(„Das weiße Rauschen“ directed by Hans Weingartner, 2001)
Die Geschichte über einen Schizophrenen ist die Abschlussarbeit von Hans Weingartner für die Kunsthochschule in Köln. Der Erfolg dieses Films ermöglichte ihm Die fetten Jahre sind vorbei und Free Rainer zu drehen. Das weiße Rauschen kann demnach als Schlüsselfilm des jungen Regisseurs angesehen werden.
Lukas Delius (Daniel Brühl) zieht aus der Provinz zu seiner Schwester Kati Delius (Anabelle Lachatte) und deren Freund Jochen (Patrick Joswig) nach Köln. Dort genießt er seine neu erlangte Freiheit, indem er exzessiv feiert und mit Drogen experimentiert. Die Einnahme von psilozybinhaltigen (halluzinogene oder psychoaktive) Pilzen führt dazu, dass Lukas einen „schlechten Trip“ erlebt, in deren Folge er gleichzeitig verschiedene Stimmen hört, die ihn beschimpfen. Für außenstehende ändert sich sein Verhalten insofern, als dass er sich fortan isoliert und aggressiv wird. Nach einem Selbstmordversuch – er springt aus seinem Fenster – wird Lukas in die psychiatrische Klinik eingeliefert, wo seine Schwester erfährt, dass ihr Bruder mit starken Medikamenten behandelt wird.
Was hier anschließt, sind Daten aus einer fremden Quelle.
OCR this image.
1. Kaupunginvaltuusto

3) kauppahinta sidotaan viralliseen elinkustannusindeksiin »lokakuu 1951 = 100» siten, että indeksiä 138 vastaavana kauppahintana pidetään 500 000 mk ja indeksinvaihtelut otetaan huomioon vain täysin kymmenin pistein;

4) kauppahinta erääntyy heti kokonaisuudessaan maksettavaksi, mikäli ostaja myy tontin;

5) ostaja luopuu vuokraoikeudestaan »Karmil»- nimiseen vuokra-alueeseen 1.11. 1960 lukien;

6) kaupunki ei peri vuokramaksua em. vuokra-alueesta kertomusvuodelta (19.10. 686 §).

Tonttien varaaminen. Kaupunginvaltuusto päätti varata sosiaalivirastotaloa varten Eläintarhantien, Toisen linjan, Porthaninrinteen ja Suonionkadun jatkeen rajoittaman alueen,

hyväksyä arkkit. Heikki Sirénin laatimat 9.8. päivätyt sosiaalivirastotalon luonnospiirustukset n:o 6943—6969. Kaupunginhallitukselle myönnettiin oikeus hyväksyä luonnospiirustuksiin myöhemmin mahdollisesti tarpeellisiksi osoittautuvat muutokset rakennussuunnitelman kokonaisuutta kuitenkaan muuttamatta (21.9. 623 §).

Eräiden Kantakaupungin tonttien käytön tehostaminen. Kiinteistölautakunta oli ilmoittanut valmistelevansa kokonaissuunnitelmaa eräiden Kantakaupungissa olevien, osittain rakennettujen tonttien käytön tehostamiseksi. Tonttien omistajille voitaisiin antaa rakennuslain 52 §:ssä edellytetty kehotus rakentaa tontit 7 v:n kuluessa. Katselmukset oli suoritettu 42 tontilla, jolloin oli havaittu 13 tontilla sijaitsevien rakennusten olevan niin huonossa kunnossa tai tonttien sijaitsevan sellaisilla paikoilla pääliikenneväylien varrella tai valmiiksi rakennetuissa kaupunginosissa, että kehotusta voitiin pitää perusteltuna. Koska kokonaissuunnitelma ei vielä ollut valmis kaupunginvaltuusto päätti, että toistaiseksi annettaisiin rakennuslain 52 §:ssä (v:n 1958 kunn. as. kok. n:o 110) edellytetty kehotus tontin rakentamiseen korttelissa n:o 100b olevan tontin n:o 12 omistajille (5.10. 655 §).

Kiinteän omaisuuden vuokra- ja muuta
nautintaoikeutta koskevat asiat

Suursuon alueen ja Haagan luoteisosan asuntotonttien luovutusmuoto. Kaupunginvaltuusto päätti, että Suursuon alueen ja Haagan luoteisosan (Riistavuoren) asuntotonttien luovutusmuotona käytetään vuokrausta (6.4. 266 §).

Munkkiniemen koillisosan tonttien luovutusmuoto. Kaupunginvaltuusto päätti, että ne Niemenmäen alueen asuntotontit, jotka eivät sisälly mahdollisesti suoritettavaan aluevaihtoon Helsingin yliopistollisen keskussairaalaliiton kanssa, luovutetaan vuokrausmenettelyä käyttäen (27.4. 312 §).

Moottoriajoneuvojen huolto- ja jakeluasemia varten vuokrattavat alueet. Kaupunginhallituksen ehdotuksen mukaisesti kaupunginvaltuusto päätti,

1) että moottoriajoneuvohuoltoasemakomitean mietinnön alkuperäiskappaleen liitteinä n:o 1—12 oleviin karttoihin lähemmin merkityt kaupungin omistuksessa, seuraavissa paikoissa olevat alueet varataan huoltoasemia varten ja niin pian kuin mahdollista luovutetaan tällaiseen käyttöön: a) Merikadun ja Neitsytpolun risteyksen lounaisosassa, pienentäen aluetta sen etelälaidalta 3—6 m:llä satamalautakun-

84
Das weiße Rauschen ist kein angenehmer Film, aber nichtsdestoweniger ein Filmerlebnis. Wer wissen will, wie eine Psychose bei einem Schizophrenen verlaufen kann, wird bei diesem Film gut bedient. Eine verwackelte DV-Kamera liefert realitätsnahe Bilder „am Mann“. Der Ästhetik müssen aber Abstriche gemacht werden – man sieht dem Film seine Low-Budget-Produktion an. Zudem ist die Tonspur, trotz Berücksichtigung der geringen Finanzmittel, nicht sauber eingespielt, sondern bietet ein wildes Wirrwarr, was nicht als Ausdruck der Krankheit gewertet werden kann. Dafür kann die dezent eingesetzte Musik punkten, die passend ist und stellenweise auch dafür sorgt, dass sich die Zuschauer beruhigen können.
Abgesehen vom filmtechnischen Standpunkt, bietet Das weiße Rauschen einen 104 Minuten umspannenden Plot, der davon erzählt, was passieren kann, wenn Menschen in heiklen Situationen gedankenlos und leichtsinnig miteinander umgehen. Daniel Brühl (Inglourious Basterds) spielt einen sensiblen jungen Mann vom Land, der Pech bei einem Rendezvous hat und einen „Höllentrip“ erwischt. Das ist die gefährliche Mischung, die auf einen zweifelnden Heranwachsenden, der ohnehin zwischen grenzenloser Euphorie und Trübsinn taumelt, psychisch einschlägt, wie eine Bombe. Der Provinzler wird von der Großstadt und zu hohen Erwartungen erdrückt. Zu Beginn des Films zeichnet sich die Katastrophe schon dadurch ab, dass Lukas den Kölner Hauptbahnhof, so wie die Einschreibung in der Universität, als psychischen Terror empfindet. Zur Entschlüsselung der Titelwahl können die Schlusssätze Lukas‘ herangenommen werden:
Das weiße Rauschen – das sind alle Visionen aller Menschen aller Zeiten in einem Augenblick. Wer das weiße Rauschen sieht hat den höchsten Zustand der Erleuchtung erreicht. (…) Das weiße Rauschen ist der ultimative Trip. Wer das weiße Rauschen sieht, der wird sofort wahnsinnig. Außer wenn er war schon wahnsinnig ist. Dann wird er normal.
Für Außenstehende ist er ein Spinner, für Ärzte ein Schizophrener. Er selbst ist auf der Suche nach einem Ort, wo er das Leben so leben kann, wie er es sich vorstellt. Im Gegensatz zu Donnie Darko (Richard Kelly) oder Fight Club (David Fincher) wird in Das weiße Rauschen die Schizophrenie nicht mystifiziert. Vielmehr ähnelt der Film realistischen Ansätzen, wie sie beispielsweise in A Beautiful Mind (Ron Howard), Engel des Universums (Fridrik Thor Fridriksson), Spider (David Cronenberg) oder Harvard Man (James Toback) gezeigt werden. Zudem handelt es sich bei Weingartners Debütarbeit um einen Drogenfilm, der mögliche Kehrseiten der in der Filmlandschaft oft glorifizierten Genussmittel bloßsstellt. In einer Metapher beschreibt Weingarnter im Film Wolken als Visionen. Wenn aber zu viele Wolken da sind, so das Bild weiter, sieht man den Himmel nicht mehr.